Hi ladies & gents.!
I am a recent grad (July 2016), and I am getting studied up for my upcoming CPC exam November 19. I am super excited, but kind of nervous.
Any pointers or advice for me???
Thank you dearly!
-Tere'Anna M-R.
These are the things that helped me...
Ahead of time:
- Mark your book!
- Make notes in the margins
- Use extra post-it tabs so you're not digging through an entire chapter
- Highlight and underline key parts of definitions; anatomical sites, with versus without, each additional "unit" versus each additional "10 units" (for example), be careful with applying units on these
- Know your modifiers
- Know your guidelines
- Know your medical terminology and anatomy
For the exam:
- First, skim through the entire booklet and get familiar with the layout; look for easy questions you can answer right away
- Skip the questions with long narratives, save those for last
- You can write in the booklet, so take advantage of that - if you come across a question and you can't figure out the answer, make note of it in the booklet and move on (I jotted the question numbers in the front of the booklet for easy reference)
- SKIP THE INDEX (some people say otherwise, but I'm a firm believer in this)

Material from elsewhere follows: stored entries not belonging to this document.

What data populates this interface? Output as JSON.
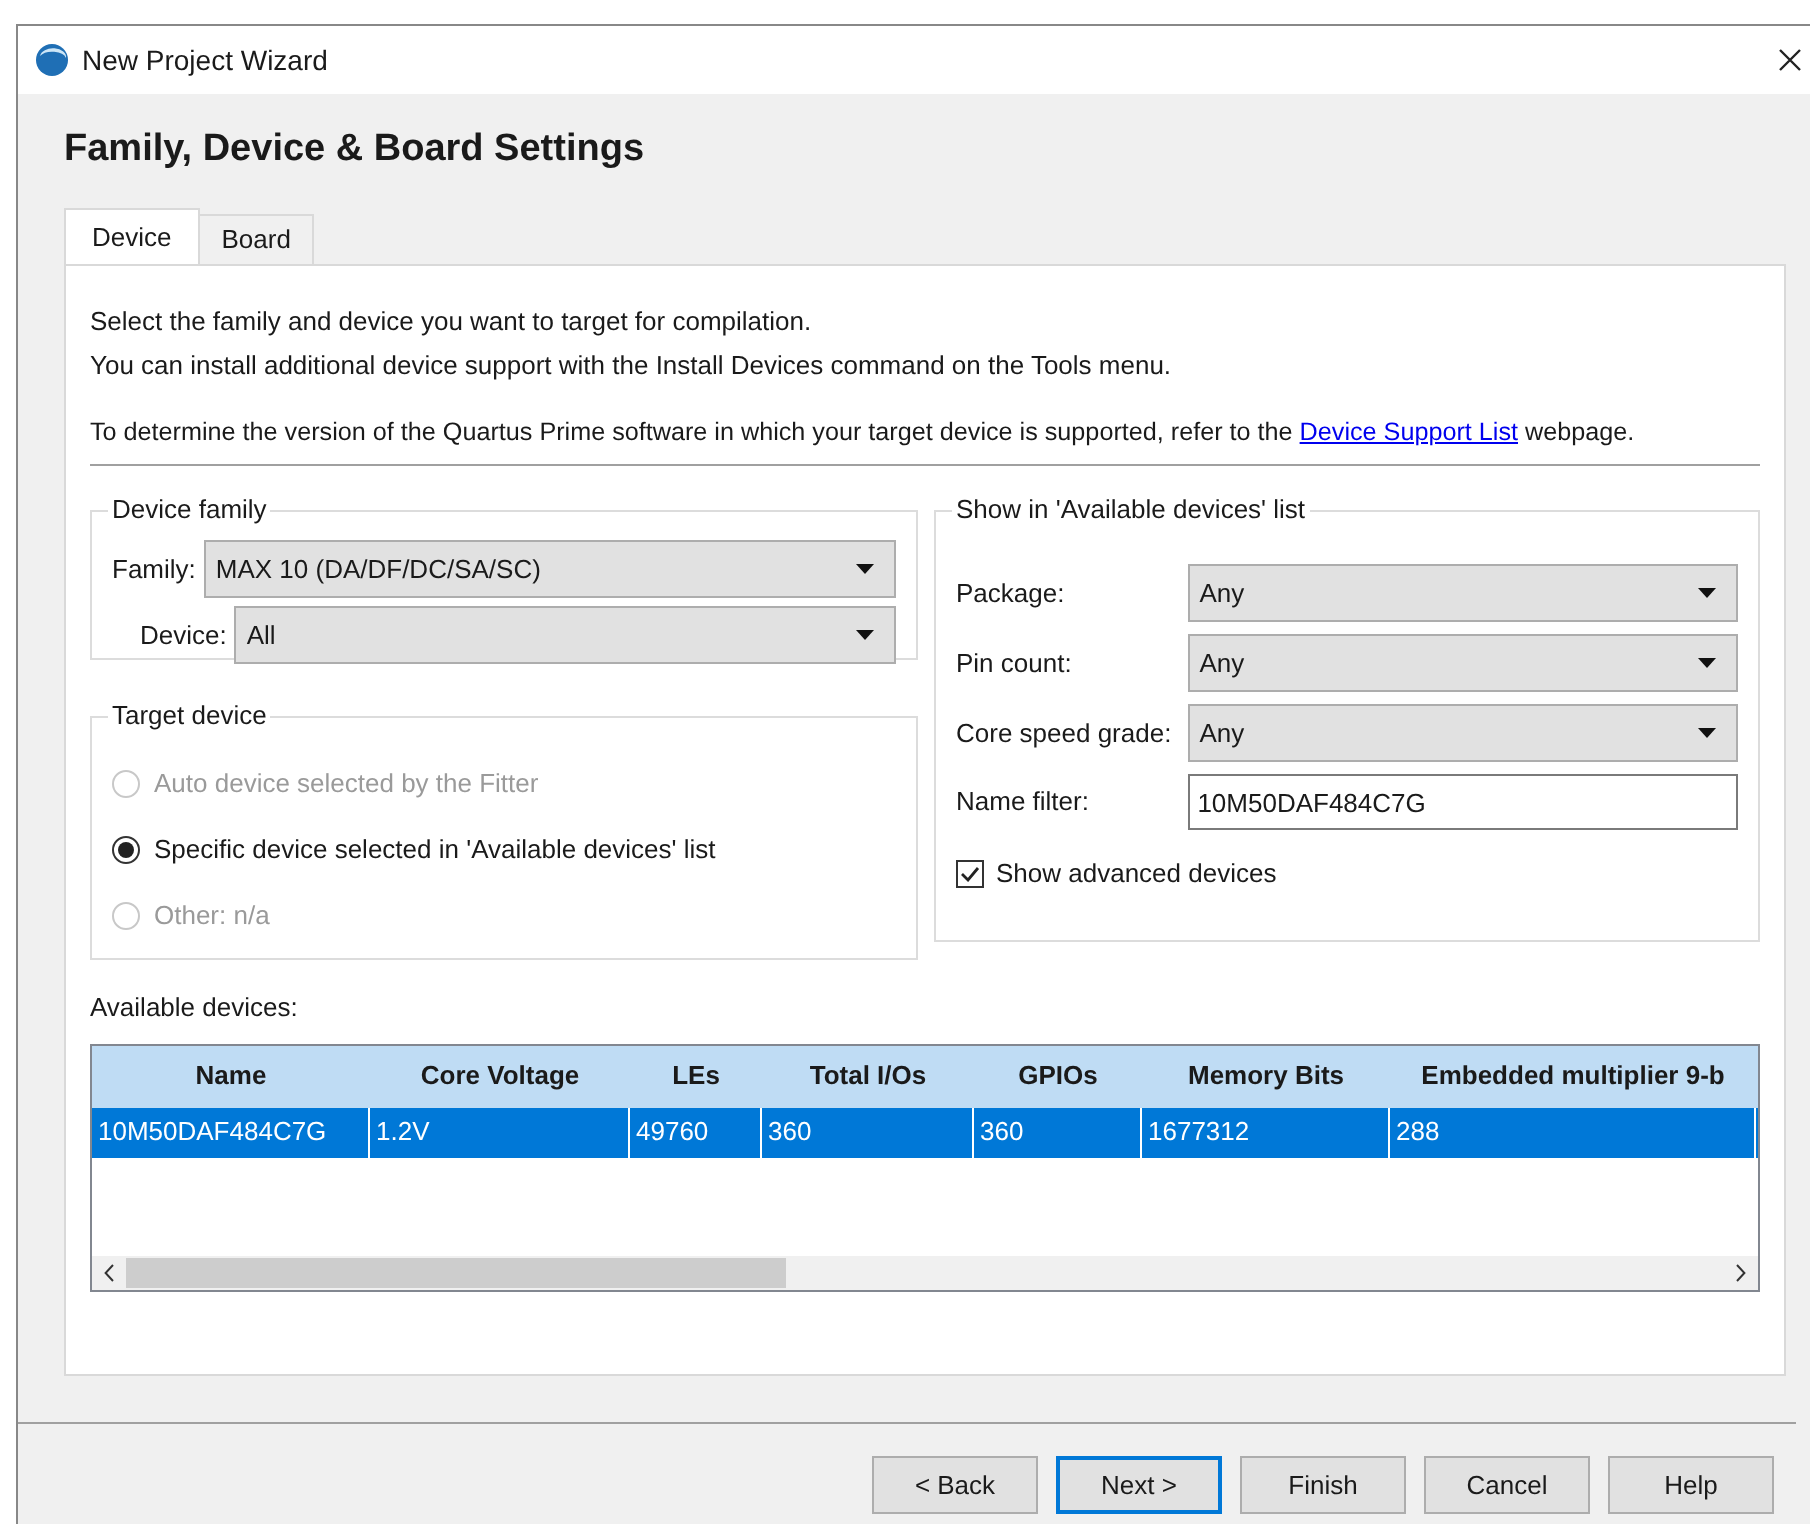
{
  "window": {
    "title": "New Project Wizard"
  },
  "heading": "Family, Device & Board Settings",
  "tabs": [
    {
      "label": "Device",
      "selected": true
    },
    {
      "label": "Board",
      "selected": false
    }
  ],
  "intro": [
    "Select the family and device you want to target for compilation.",
    "You can install additional device support with the Install Devices command on the Tools menu."
  ],
  "support_note": {
    "before": "To determine the version of the Quartus Prime software in which your target device is supported, refer to the",
    "link": "Device Support List",
    "after": "webpage."
  },
  "device_family": {
    "title": "Device family",
    "fields": [
      {
        "label": "Family:",
        "value": "MAX 10 (DA/DF/DC/SA/SC)"
      },
      {
        "label": "Device:",
        "value": "All"
      }
    ]
  },
  "target_device": {
    "title": "Target device",
    "options": [
      {
        "label": "Auto device selected by the Fitter",
        "selected": false,
        "disabled": true
      },
      {
        "label": "Specific device selected in 'Available devices' list",
        "selected": true,
        "disabled": false
      },
      {
        "label": "Other:  n/a",
        "selected": false,
        "disabled": true
      }
    ]
  },
  "show_in_list": {
    "title": "Show in 'Available devices' list",
    "fields": [
      {
        "kind": "dropdown",
        "label": "Package:",
        "value": "Any"
      },
      {
        "kind": "dropdown",
        "label": "Pin count:",
        "value": "Any"
      },
      {
        "kind": "dropdown",
        "label": "Core speed grade:",
        "value": "Any"
      },
      {
        "kind": "text",
        "label": "Name filter:",
        "value": "10M50DAF484C7G"
      }
    ],
    "advanced": {
      "label": "Show advanced devices",
      "checked": true
    }
  },
  "available_devices": {
    "label": "Available devices:",
    "columns": [
      "Name",
      "Core Voltage",
      "LEs",
      "Total I/Os",
      "GPIOs",
      "Memory Bits",
      "Embedded multiplier 9-b"
    ],
    "rows": [
      {
        "cells": [
          "10M50DAF484C7G",
          "1.2V",
          "49760",
          "360",
          "360",
          "1677312",
          "288"
        ],
        "selected": true
      }
    ]
  },
  "buttons": [
    {
      "label": "< Back",
      "default": false
    },
    {
      "label": "Next >",
      "default": true
    },
    {
      "label": "Finish",
      "default": false
    },
    {
      "label": "Cancel",
      "default": false
    },
    {
      "label": "Help",
      "default": false
    }
  ]
}
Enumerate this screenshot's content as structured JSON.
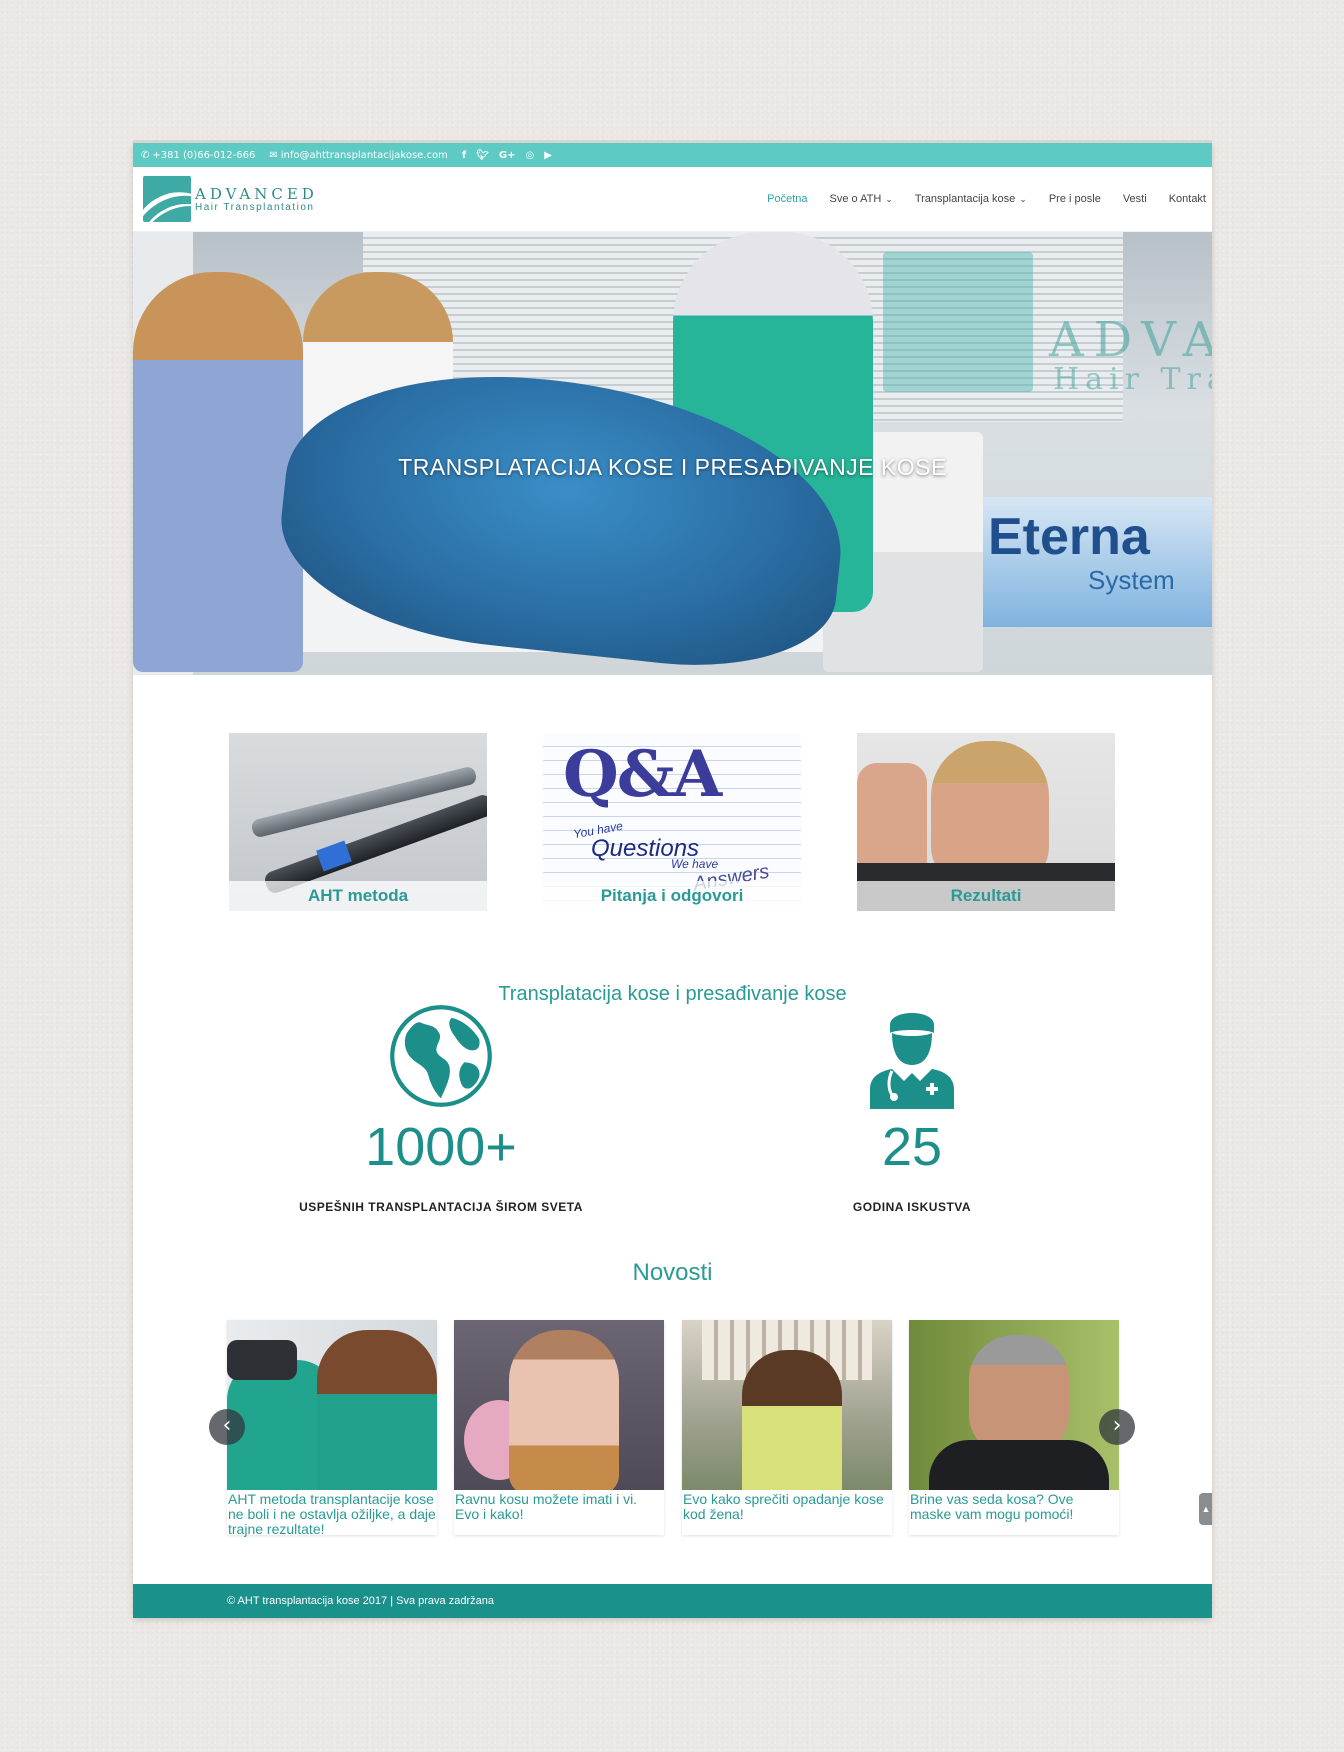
{
  "topbar": {
    "phone": "+381 (0)66-012-666",
    "email": "info@ahttransplantacijakose.com",
    "social": [
      "facebook-icon",
      "twitter-icon",
      "google-plus-icon",
      "instagram-icon",
      "youtube-icon"
    ]
  },
  "brand": {
    "line1": "ADVANCED",
    "line2": "Hair Transplantation"
  },
  "nav": {
    "items": [
      {
        "label": "Početna",
        "active": true
      },
      {
        "label": "Sve o ATH",
        "dropdown": true
      },
      {
        "label": "Transplantacija kose",
        "dropdown": true
      },
      {
        "label": "Pre i posle"
      },
      {
        "label": "Vesti"
      },
      {
        "label": "Kontakt"
      }
    ]
  },
  "hero": {
    "title": "TRANSPLATACIJA KOSE I PRESAĐIVANJE KOSE",
    "bg_logo_line1": "ADVA",
    "bg_logo_line2": "Hair Trans",
    "banner_line1": "Eterna",
    "banner_line2": "System"
  },
  "cards": [
    {
      "label": "AHT metoda"
    },
    {
      "label": "Pitanja i odgovori",
      "art": {
        "big": "Q&A",
        "l1": "You have",
        "l2": "Questions",
        "l3": "We have",
        "l4": "Answers"
      }
    },
    {
      "label": "Rezultati"
    }
  ],
  "stats": {
    "title": "Transplatacija kose i presađivanje kose",
    "left": {
      "number": "1000+",
      "caption": "USPEŠNIH TRANSPLANTACIJA ŠIROM SVETA"
    },
    "right": {
      "number": "25",
      "caption": "GODINA ISKUSTVA"
    }
  },
  "news": {
    "title": "Novosti",
    "items": [
      {
        "title": "AHT metoda transplantacije kose ne boli i ne ostavlja ožiljke, a daje trajne rezultate!"
      },
      {
        "title": "Ravnu kosu možete imati i vi. Evo i kako!"
      },
      {
        "title": "Evo kako sprečiti opadanje kose kod žena!"
      },
      {
        "title": "Brine vas seda kosa? Ove maske vam mogu pomoći!"
      }
    ]
  },
  "footer": {
    "text": "© AHT transplantacija kose 2017 | Sva prava zadržana"
  },
  "colors": {
    "accent": "#5ecac4",
    "brand": "#2a9a95",
    "footer": "#1a918b"
  }
}
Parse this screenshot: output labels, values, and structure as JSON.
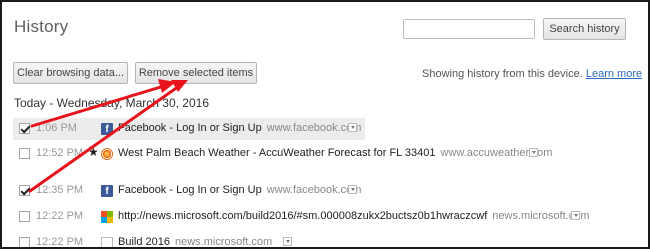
{
  "header": {
    "title": "History",
    "search_placeholder": "",
    "search_button": "Search history"
  },
  "toolbar": {
    "clear_button": "Clear browsing data...",
    "remove_button": "Remove selected items",
    "device_text": "Showing history from this device.",
    "learn_more": "Learn more"
  },
  "day_header": "Today - Wednesday, March 30, 2016",
  "entries": [
    {
      "checked": true,
      "time": "1:06 PM",
      "title": "Facebook - Log In or Sign Up",
      "domain": "www.facebook.com",
      "favicon": "facebook-icon",
      "starred": false
    },
    {
      "checked": false,
      "time": "12:52 PM",
      "title": "West Palm Beach Weather - AccuWeather Forecast for FL 33401",
      "domain": "www.accuweather.com",
      "favicon": "accuweather-icon",
      "starred": true
    },
    {
      "checked": true,
      "time": "12:35 PM",
      "title": "Facebook - Log In or Sign Up",
      "domain": "www.facebook.com",
      "favicon": "facebook-icon",
      "starred": false
    },
    {
      "checked": false,
      "time": "12:22 PM",
      "title": "http://news.microsoft.com/build2016/#sm.000008zukx2buctsz0b1hwraczcwf",
      "domain": "news.microsoft.com",
      "favicon": "microsoft-icon",
      "starred": false
    },
    {
      "checked": false,
      "time": "12:22 PM",
      "title": "Build 2016",
      "domain": "news.microsoft.com",
      "favicon": "blank-page-icon",
      "starred": false
    }
  ],
  "colors": {
    "link": "#2a6ac0",
    "annotation_arrow": "#e8141c",
    "highlight_row": "#ececec"
  }
}
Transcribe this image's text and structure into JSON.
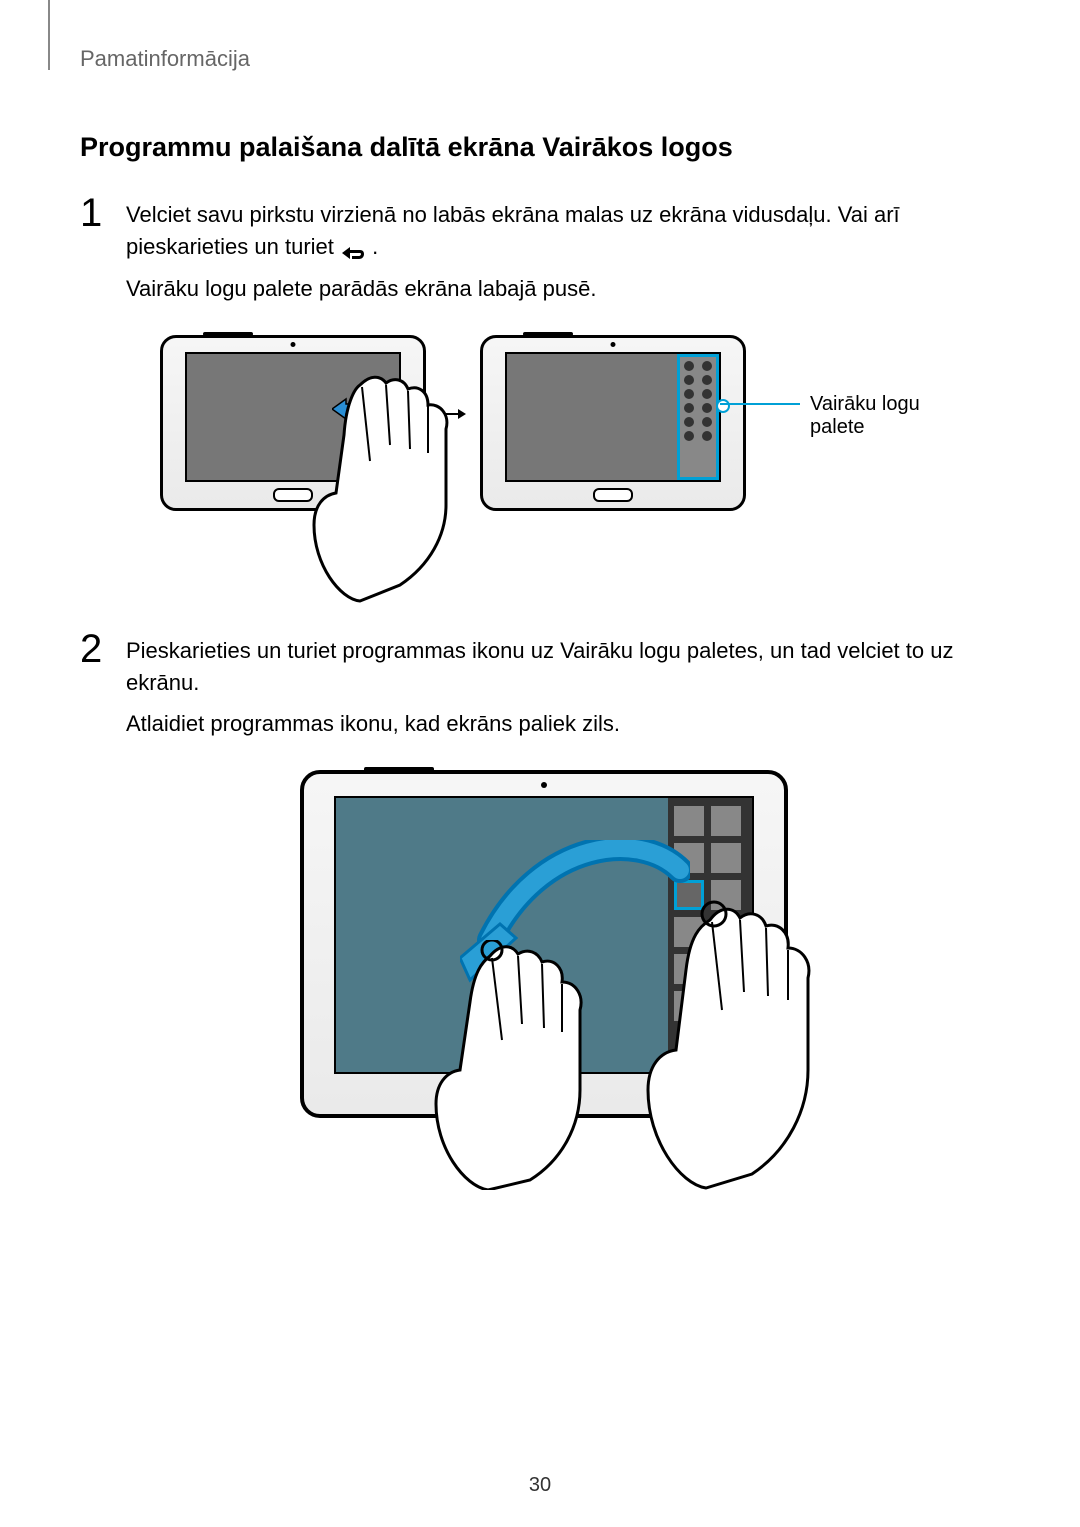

- MARK OFF THE ANSWERS YOU KNOW ARE WRONG and see what's left
- DON'T SECOND GUESS YOURSELF!! Your first instinct is usually right
- Work on groups of questions from the same chapter; your book is already open and right there, so it's a big time saver
My own personal pieces of advice -
- Questions are only as hard as you make them out to be. If you go into the exam thinking the whole thing is going to be hard, it will be. Have an "I got this!" attitude
- Don't make the mistake of continuously checking the time left; it will only send you into panic mode. I learned this the hard way
- Remember, the answer is right in front of you; be thankful it's not a fill-in-the-blank exam!
- Manipulate the time limit factor to work in your favor. If you can answer a series of "short" questions in a handful of minutes, that outweighs answering only one of the difficult questions in the same amount of time, hands down. I was positive that I failed, but this little tidbit helped me more than anything.